The Problem: Network-Blindness

Derick Winkworth (@CloudToad) and Jeremy Schulman (@nwkautomaniac) gave an interesting presentation exploring the nature of a network as a single logical construct rather than individual pieces of hardware. Derick started off by describing a condition called “face-blindness.” Those suffering from face-blindness have difficulty organizing the images of facial features into an entire face. They can see the individual components, but they can’t see the logical construct the arrangement of these images creates – a face.

He explained that some see the network in the same way, calling the phenomenon “network-blindness.” In other words, the network doesn’t exist in and of itself; it’s actually an ideal state that exists in our minds. A network is a logical construction of various components such as cables, hardware, and configurations, and we expect it to behave a certain way. Unfortunately, those suffering from network-blindness aren’t always aware of the network as a logical whole and instead focus on its individual components.

This may sound esoteric, but it makes sense to me, and I feel it’s important to flesh this out because it forms the foundation of what Apstra is doing. What Derick focused on was context, and I really enjoyed hearing a fellow networking geek think about networks this way. Think of it like this: alone, each individual router, switch, cable, and line of code is not a network. However, each component is part and parcel of the greater context of the network in which it participates.

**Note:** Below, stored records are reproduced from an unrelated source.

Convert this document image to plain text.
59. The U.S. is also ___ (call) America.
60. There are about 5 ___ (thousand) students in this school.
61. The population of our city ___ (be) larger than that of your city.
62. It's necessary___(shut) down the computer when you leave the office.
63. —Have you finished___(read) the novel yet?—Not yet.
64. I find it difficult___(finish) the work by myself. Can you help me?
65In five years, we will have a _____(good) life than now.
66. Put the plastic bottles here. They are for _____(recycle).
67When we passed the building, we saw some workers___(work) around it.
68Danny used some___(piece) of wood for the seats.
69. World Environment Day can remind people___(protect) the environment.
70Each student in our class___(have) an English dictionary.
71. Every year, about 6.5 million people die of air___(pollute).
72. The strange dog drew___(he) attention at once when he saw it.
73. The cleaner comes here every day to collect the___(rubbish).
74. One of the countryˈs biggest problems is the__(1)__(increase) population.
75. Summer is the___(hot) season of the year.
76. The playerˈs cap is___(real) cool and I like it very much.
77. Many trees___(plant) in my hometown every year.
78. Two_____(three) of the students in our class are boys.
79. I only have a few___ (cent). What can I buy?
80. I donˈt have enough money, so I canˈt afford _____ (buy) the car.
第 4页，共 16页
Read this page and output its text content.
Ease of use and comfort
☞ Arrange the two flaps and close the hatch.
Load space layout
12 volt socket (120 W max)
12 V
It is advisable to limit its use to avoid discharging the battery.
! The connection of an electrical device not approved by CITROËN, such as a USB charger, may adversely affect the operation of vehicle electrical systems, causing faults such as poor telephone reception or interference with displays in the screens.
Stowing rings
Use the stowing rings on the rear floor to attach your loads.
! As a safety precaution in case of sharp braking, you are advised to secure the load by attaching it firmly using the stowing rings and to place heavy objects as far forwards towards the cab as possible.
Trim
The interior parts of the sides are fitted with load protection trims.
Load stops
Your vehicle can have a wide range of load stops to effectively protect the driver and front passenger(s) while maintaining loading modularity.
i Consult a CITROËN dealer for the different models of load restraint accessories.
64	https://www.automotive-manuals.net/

He elaborated by saying that many large networks are so complex that it’s just too difficult for an engineer to have an accurate big picture. I know from experience that Derick is right about that. Networking folks really do get lost in the weeds configuring devices and features in one small part of the network and [unintentionally] forget the big picture. We want to maintain the vision of the big picture, but it’s hard to do that when troubleshooting why DSCP markings aren’t treated properly on some switch somewhere.

Jeremy explained that Day 2 troubleshooting is probably 70% of the problem with networks. Almost immediately after an initial install, the network is going to be different than the original design. How does an engineer know the true state of the network at any given time? And probably more importantly, how does the current state differ from the expected state?

The Cure: Situational Awareness

From a technological perspective, the Apstra Operating System maintains what Jeremy Schulman calls “situational awareness.” This means AOS knows the big picture. It knows what the engineer expects of the network, so it can therefore detect when something isn’t right based on how the current state differs from expected state. What we expect from the network is the intent, and this is how Apstra cures network-blindness.

Under The Hood

Under the hood, AOS breaks up a particular service into its components with regard to configuration and expected state. AOS continually collects network state information, validates configuration, and ultimately performs device configuration.

The impression I got was that Apstra is taking the methods to create a programmable infrastructure that we’re already familiar with and packaging them into an extremely easy-to-use graphical user interface. Then AOS takes abstraction to the next level by providing all the built-in logic for the intent-engine. This is an overlay approach, not device-level programmability, and is what I feel SDN has been promising for years.

Picture a single piece of software that has all your Python scripts, Ansible playbooks and Chef cookbooks all rolled into one. In this case Chef is a good analogy because each network device needs an AOS agent installed in order to be managed.

Rather than use SNMP, AOS uses this agent-based method to collect network data, perform those often-forgotten validation checks, and configure devices. This is different than other vendors’ solutions because not only does AOS not use SNMP, but it’s also vendor agnostic.

During the first demo, Jeremy pointed out that the interface was so straightforward that a facilities person would be able to identify and fix a cabling problem in the data center. In the screenshot below, notice the two red cables and the alarms.


This means that AOS knows what the network is supposed to be like, and this is the context that Derick referred to. This implies there is either a large  number of build templates that comes with AOS, or I’ll be spending a lot of time configuring my own. Maybe I need to stop configuring snowflakes, but as the platform matures, I wonder how the AOS intent-engine will reconcile and validate built-in templates with custom configurations.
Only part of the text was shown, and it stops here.